This week CAPTCHA creator and Duolingo founder Luis von Ahn answered questions in a thread on the popular IAmA subreddit, a forum providing users with the chance to ask experts in any field their most burning questions. In the thread von Ahn talked about building a company ambitious enough to translate the Internet.
Von Ahn launched Duolingo, a crowdsourced translation service, just last month. The website allows users to help translate the web and learn a new language in the process, all the while gaining levels and earning coins one task at a time to keep them hungry for more. One user asked if von Ahn believed the future of tasks in the workplace will be centered around a similar crowdsourcing model, performed by increasingly intelligent machines over humans.
“I think we’ll continue seeing a mix,” he wrote. “Certain tasks are best done by small teams of experts, others are best done by crowdsourcing, and others by computers. That said, I assume the fraction of crowdsourced and computer tasks will increase over the next five years.”
When tasked with choosing biggest challenge of getting the web translation service off the ground, von Ahn wrote that “the whole thing has been challenging.” The founder specifically pointed to Duolingo’s feature of providing translations to learning users within the context of a sentence as one of the most challenging to implement. “Almost every aspect of the site, even the ones I take for granted now, has required a bit of work,” he wrote.
In terms of what’s in Duolingo’s future, von Ahn is adamant about adding more languages to the service’s roster. Currently Duolingo offers Spanish, French, and German learning services, but within a year the founder hopes to add Portuguese, Chinese, and Japanese, on top of mobile apps for both Android and iOS.
Considering his past successes with selling both CAPTCHA and reCAPTCHA to Google, the founder understandably maintains a great deal of confidence in his ability to make a unique and superior product.

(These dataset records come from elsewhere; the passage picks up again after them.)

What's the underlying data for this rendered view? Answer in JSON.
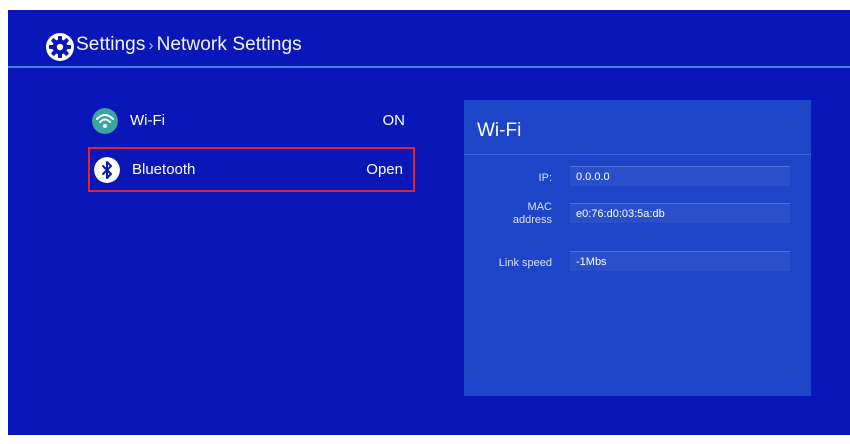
{
  "header": {
    "section": "Settings",
    "separator": "›",
    "page": "Network Settings"
  },
  "menu": {
    "items": [
      {
        "label": "Wi-Fi",
        "value": "ON",
        "icon": "wifi-icon"
      },
      {
        "label": "Bluetooth",
        "value": "Open",
        "icon": "bluetooth-icon",
        "selected": true
      }
    ]
  },
  "panel": {
    "title": "Wi-Fi",
    "rows": [
      {
        "label": "IP:",
        "value": "0.0.0.0"
      },
      {
        "label": "MAC address",
        "value": "e0:76:d0:03:5a:db"
      },
      {
        "label": "Link speed",
        "value": "-1Mbs"
      }
    ]
  },
  "colors": {
    "background": "#0a17b8",
    "panel": "#1e44c8",
    "accent_line": "#3f7fe0",
    "selection_border": "#e0232f",
    "wifi_icon": "#3aa6a0"
  }
}
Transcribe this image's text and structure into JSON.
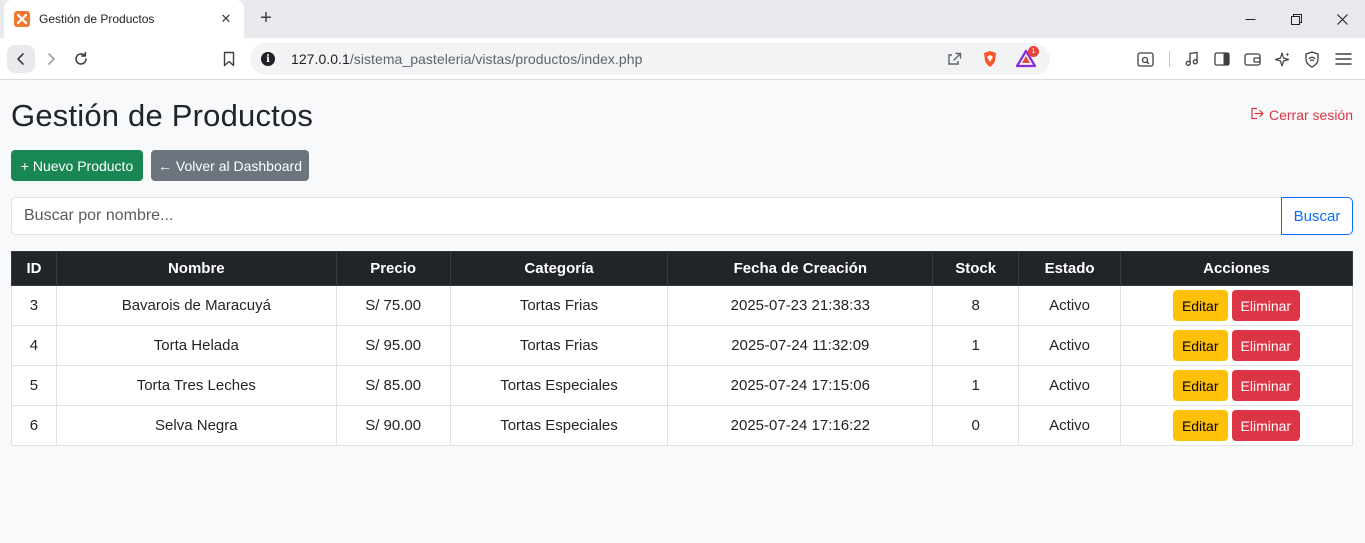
{
  "browser": {
    "tab_title": "Gestión de Productos",
    "tab_close": "✕",
    "new_tab": "+",
    "url_host": "127.0.0.1",
    "url_path": "/sistema_pasteleria/vistas/productos/index.php",
    "info_glyph": "i",
    "extension_badge": "1"
  },
  "page": {
    "title": "Gestión de Productos",
    "logout_label": "Cerrar sesión",
    "new_product_label": "+ Nuevo Producto",
    "back_label": "← Volver al Dashboard",
    "search_placeholder": "Buscar por nombre...",
    "search_button": "Buscar"
  },
  "table": {
    "headers": [
      "ID",
      "Nombre",
      "Precio",
      "Categoría",
      "Fecha de Creación",
      "Stock",
      "Estado",
      "Acciones"
    ],
    "edit_label": "Editar",
    "delete_label": "Eliminar",
    "rows": [
      [
        "3",
        "Bavarois de Maracuyá",
        "S/ 75.00",
        "Tortas Frias",
        "2025-07-23 21:38:33",
        "8",
        "Activo"
      ],
      [
        "4",
        "Torta Helada",
        "S/ 95.00",
        "Tortas Frias",
        "2025-07-24 11:32:09",
        "1",
        "Activo"
      ],
      [
        "5",
        "Torta Tres Leches",
        "S/ 85.00",
        "Tortas Especiales",
        "2025-07-24 17:15:06",
        "1",
        "Activo"
      ],
      [
        "6",
        "Selva Negra",
        "S/ 90.00",
        "Tortas Especiales",
        "2025-07-24 17:16:22",
        "0",
        "Activo"
      ]
    ]
  },
  "colors": {
    "success": "#198754",
    "secondary": "#6c757d",
    "warning": "#ffc107",
    "danger": "#dc3545",
    "primary": "#0d6efd",
    "dark": "#212529"
  }
}
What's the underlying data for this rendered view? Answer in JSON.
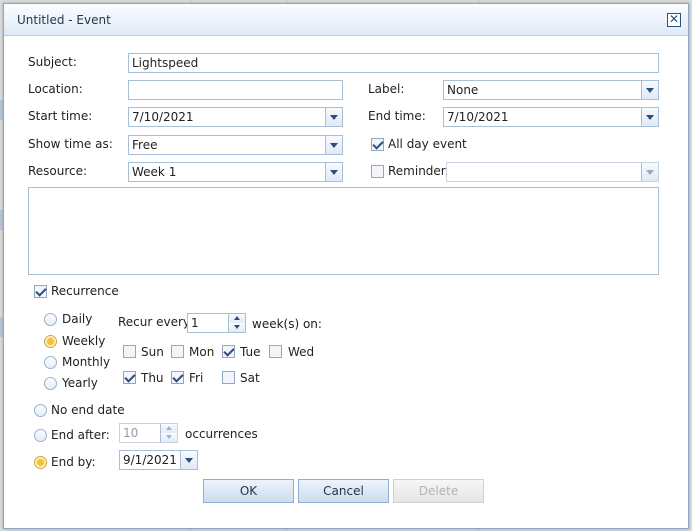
{
  "dialog": {
    "title": "Untitled - Event"
  },
  "form": {
    "subject_label": "Subject:",
    "subject_value": "Lightspeed",
    "location_label": "Location:",
    "location_value": "",
    "label_label": "Label:",
    "label_value": "None",
    "start_label": "Start time:",
    "start_value": "7/10/2021",
    "end_label": "End time:",
    "end_value": "7/10/2021",
    "showas_label": "Show time as:",
    "showas_value": "Free",
    "allday_label": "All day event",
    "allday_checked": true,
    "resource_label": "Resource:",
    "resource_value": "Week 1",
    "reminder_label": "Reminder",
    "reminder_checked": false,
    "reminder_value": ""
  },
  "recurrence": {
    "label": "Recurrence",
    "checked": true,
    "patterns": [
      "Daily",
      "Weekly",
      "Monthly",
      "Yearly"
    ],
    "selected_pattern": "Weekly",
    "recur_every_label": "Recur every",
    "recur_every_value": "1",
    "weeks_on_label": "week(s) on:",
    "days": {
      "sun": {
        "label": "Sun",
        "checked": false
      },
      "mon": {
        "label": "Mon",
        "checked": false
      },
      "tue": {
        "label": "Tue",
        "checked": true
      },
      "wed": {
        "label": "Wed",
        "checked": false
      },
      "thu": {
        "label": "Thu",
        "checked": true
      },
      "fri": {
        "label": "Fri",
        "checked": true
      },
      "sat": {
        "label": "Sat",
        "checked": false
      }
    },
    "no_end_label": "No end date",
    "end_after_label": "End after:",
    "end_after_value": "10",
    "occurrences_label": "occurrences",
    "end_by_label": "End by:",
    "end_by_value": "9/1/2021",
    "selected_range": "End by"
  },
  "buttons": {
    "ok": "OK",
    "cancel": "Cancel",
    "delete": "Delete"
  }
}
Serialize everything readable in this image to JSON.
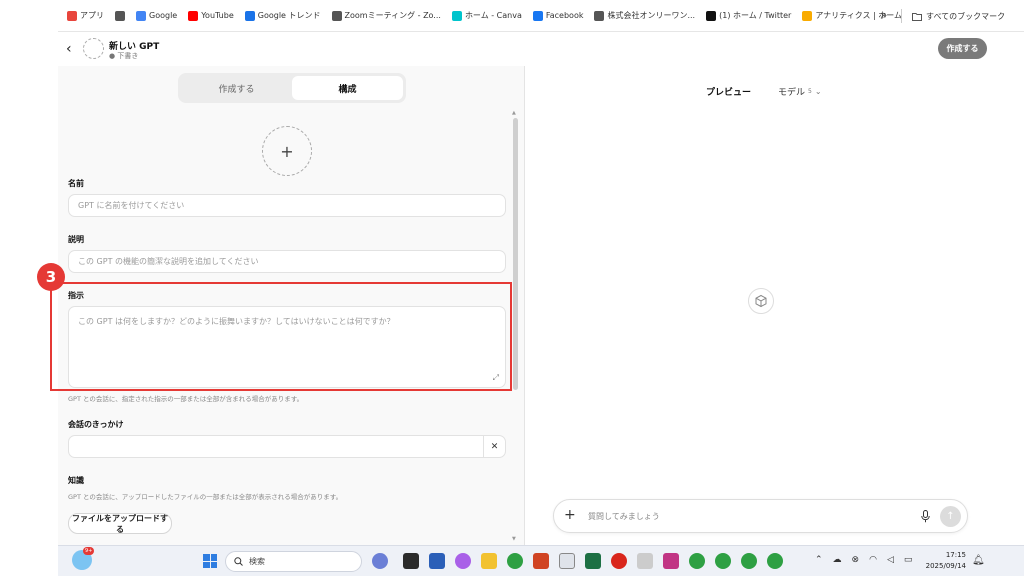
{
  "bookmarks": {
    "items": [
      {
        "label": "アプリ",
        "icon": "apps-grid-icon",
        "color": "#e8453c"
      },
      {
        "label": "",
        "icon": "tab-groups-icon",
        "color": "#555555"
      },
      {
        "label": "Google",
        "icon": "google-icon",
        "color": "#4285f4"
      },
      {
        "label": "YouTube",
        "icon": "youtube-icon",
        "color": "#ff0000"
      },
      {
        "label": "Google トレンド",
        "icon": "trends-icon",
        "color": "#1a73e8"
      },
      {
        "label": "Zoomミーティング - Zo...",
        "icon": "globe-icon",
        "color": "#555555"
      },
      {
        "label": "ホーム - Canva",
        "icon": "canva-icon",
        "color": "#00c4cc"
      },
      {
        "label": "Facebook",
        "icon": "facebook-icon",
        "color": "#1877f2"
      },
      {
        "label": "株式会社オンリーワン...",
        "icon": "globe-icon",
        "color": "#555555"
      },
      {
        "label": "(1) ホーム / Twitter",
        "icon": "x-icon",
        "color": "#111111"
      },
      {
        "label": "アナリティクス | ホーム",
        "icon": "analytics-icon",
        "color": "#f9ab00"
      }
    ],
    "more": "»",
    "all_bookmarks": "すべてのブックマーク"
  },
  "header": {
    "title": "新しい GPT",
    "status": "● 下書き",
    "create_button": "作成する"
  },
  "tabs": [
    {
      "label": "作成する",
      "active": false
    },
    {
      "label": "構成",
      "active": true
    }
  ],
  "form": {
    "name_label": "名前",
    "name_placeholder": "GPT に名前を付けてください",
    "description_label": "説明",
    "description_placeholder": "この GPT の機能の簡潔な説明を追加してください",
    "instructions_label": "指示",
    "instructions_placeholder": "この GPT は何をしますか？どのように振舞いますか？してはいけないことは何ですか？",
    "instructions_hint": "GPT との会話に、指定された指示の一部または全部が含まれる場合があります。",
    "conversation_starters_label": "会話のきっかけ",
    "knowledge_label": "知識",
    "knowledge_hint": "GPT との会話に、アップロードしたファイルの一部または全部が表示される場合があります。",
    "upload_button": "ファイルをアップロードする"
  },
  "annotation": {
    "number": "3",
    "color": "#e53935"
  },
  "preview": {
    "title": "プレビュー",
    "model_label": "モデル",
    "model_version": "5",
    "composer_placeholder": "質問してみましょう"
  },
  "taskbar": {
    "notification_count": "9+",
    "search_label": "検索",
    "time": "17:15",
    "date": "2025/09/14"
  }
}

When Von Ahn was asked how he would prevent VCs from stealing an idea following a pitch, he wrote, “I can usually implement my own ideas better than they can.”
Von Ahn went as far as to boil his creative process down to its essence for the reddit community. “When enough people don’t think the idea is really dumb, I start working on it,” he said.
Other highlights from the thread:
• On Duolingo’s green owl mascot: “It was better than a broken stone with foreign characters on it,” — presumably referring to another discarded internal logo.
• What everyone should know about Duolingo: “That it works!”
• Von Ahn’s favorite language: Spanish
• On which fictional duo von Ahn and his graduate student assistant, Severin Hacker, most resemble: Beavis and Butthead.